Although it is being embedded in Salesforce applications, Quip remains a standalone product and can therefore continue to forge its own path in organizational productivity and collaboration. It’s unclear how much Quip’s customer numbers have grown since its acquisition three years ago, despite the strength of Salesforce’s sales teams. The company has not shared customer numbers for Quip since before the acquisition, when co-founder Bret Taylor said that it had 30,000 business customers and “millions” of users.
Salesforce is evidently ramping up its investment in Quip, but the online productivity space remains as challenging as ever, with Microsoft Office 365 as the dominant player and Google’s G Suite as the most well-known alternative.
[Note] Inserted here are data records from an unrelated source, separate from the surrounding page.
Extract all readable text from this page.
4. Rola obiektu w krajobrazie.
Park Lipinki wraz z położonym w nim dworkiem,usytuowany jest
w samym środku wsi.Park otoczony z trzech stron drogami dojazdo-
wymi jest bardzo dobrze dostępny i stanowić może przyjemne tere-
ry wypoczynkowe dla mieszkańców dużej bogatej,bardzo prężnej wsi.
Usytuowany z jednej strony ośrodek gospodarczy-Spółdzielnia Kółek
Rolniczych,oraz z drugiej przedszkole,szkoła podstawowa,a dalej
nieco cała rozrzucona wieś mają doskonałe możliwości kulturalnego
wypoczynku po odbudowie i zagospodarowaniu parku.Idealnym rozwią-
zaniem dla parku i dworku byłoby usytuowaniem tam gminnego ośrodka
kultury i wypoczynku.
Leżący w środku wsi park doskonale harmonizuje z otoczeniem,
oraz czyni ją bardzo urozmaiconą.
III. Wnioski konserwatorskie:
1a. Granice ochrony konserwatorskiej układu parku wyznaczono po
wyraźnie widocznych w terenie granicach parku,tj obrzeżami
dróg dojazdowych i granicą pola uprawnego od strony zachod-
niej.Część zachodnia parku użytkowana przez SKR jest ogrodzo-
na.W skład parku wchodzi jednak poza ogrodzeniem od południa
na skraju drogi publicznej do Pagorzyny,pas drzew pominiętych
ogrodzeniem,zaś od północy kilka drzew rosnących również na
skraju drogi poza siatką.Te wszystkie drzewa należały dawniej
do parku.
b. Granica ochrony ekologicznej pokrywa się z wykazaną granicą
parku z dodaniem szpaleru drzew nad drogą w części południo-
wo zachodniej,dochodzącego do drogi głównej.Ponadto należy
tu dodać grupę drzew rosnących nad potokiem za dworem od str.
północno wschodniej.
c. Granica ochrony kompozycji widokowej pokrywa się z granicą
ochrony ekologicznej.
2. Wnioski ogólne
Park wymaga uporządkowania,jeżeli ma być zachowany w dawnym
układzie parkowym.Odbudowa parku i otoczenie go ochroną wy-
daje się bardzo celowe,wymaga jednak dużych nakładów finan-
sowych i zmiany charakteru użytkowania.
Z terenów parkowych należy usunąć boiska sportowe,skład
Quip’s got a lot of catching up to do, and still struggles to differentiate itself against Microsoft and Google in a way that’s easily understood by business users and decision-makers.
Quip for Salesforce will help to raise its profile, but it also risks tying the Quip brand too closely to CRM, to the extent that it is not recognized as a cross-organizational productivity solution. For this, we believe that Quip needs to maintain and build a viral adoption path, capitalizing on its team collaboration capabilities and strong user experience.
As organizations embrace new ways of working and more cloud-based solutions, there’s an opportunity for a slick, collaborative productivity tool to shake up the status quo. Combining productivity and document creation with Salesforce’s business applications breathes much-needed new life into Quip, but there’s still a lot of work to do to build the momentum Salesforce needs to become a leader in this area.